Traté de explicar que Robbie no había tenido nada que ver con el accidente pero Myra no escuchaba. Bajó las escaleras, entró en la cocina y tomó el botiquín del aparador.

—Sé por experiencia que sujetos con un aspecto como el suyo siempre causan problemas.

—Pero, Myra, no fue su culpa.

—¿No fue su culpa? Sólo ha estado aquí una noche y mira lo que ha ocurrido.

Me di por vencida. No podía defenderlo. Aún no había recuperado el aliento y era improbable que cambiara de idea por lo que yo pudiera decir o hacer.

Myra cogió el alcohol y las vendas y subió velozmente la escalera. Yo me esforzaba por seguir su delgada y eficiente figura, mientras oía el eco de sus zapatos negros en la oscura y estrecha sala. Ella lo haría mejor. Sabía cómo poner las cosas en orden.

Para cuando llegamos a la biblioteca era demasiado tarde.

Emmeline estaba en el centro del salón, con una valiente sonrisa en su lánguido rostro. La flanqueaban sus hermanos. David le acariciaba el brazo sano. Su brazo herido, vendado con una tela blanca —según advertí, cortada de su enagua—, yacía sobre su regazo. Robbie Hunter estaba cerca, pero solo.

—Estoy bien —declaró Emmeline, mirándonos. Luego sus ojos enrojecidos se dirigieron a Robbie—. El señor Hunter se ocupó de todo. Siempre le estaré agradecida.

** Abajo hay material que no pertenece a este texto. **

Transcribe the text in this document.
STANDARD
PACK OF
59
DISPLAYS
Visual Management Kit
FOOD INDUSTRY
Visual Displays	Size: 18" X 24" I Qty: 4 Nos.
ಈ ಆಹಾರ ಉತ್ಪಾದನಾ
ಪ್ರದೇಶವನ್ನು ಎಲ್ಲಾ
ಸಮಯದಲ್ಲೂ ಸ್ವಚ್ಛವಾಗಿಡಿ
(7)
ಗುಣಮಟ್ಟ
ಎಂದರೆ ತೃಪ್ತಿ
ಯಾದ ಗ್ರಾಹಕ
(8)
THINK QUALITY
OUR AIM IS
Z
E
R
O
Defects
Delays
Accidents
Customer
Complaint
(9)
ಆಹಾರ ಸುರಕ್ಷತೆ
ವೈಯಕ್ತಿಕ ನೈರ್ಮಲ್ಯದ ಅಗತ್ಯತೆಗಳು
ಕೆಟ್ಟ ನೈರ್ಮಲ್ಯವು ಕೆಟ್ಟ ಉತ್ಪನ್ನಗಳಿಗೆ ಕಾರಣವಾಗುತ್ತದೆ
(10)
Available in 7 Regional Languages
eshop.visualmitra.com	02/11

—Todos nos sentimos agradecidos —confirmó Hannah, mirando a su hermana.

David asintió.

—Verdaderamente impresionante, Hunter. ¿Dónde aprendiste a hacerlo?

—Mi tío es médico. Pensé seguir esa carrera, pero no me gusta la sangre.

David observó los trozos de tela manchados de sangre tirados en el suelo.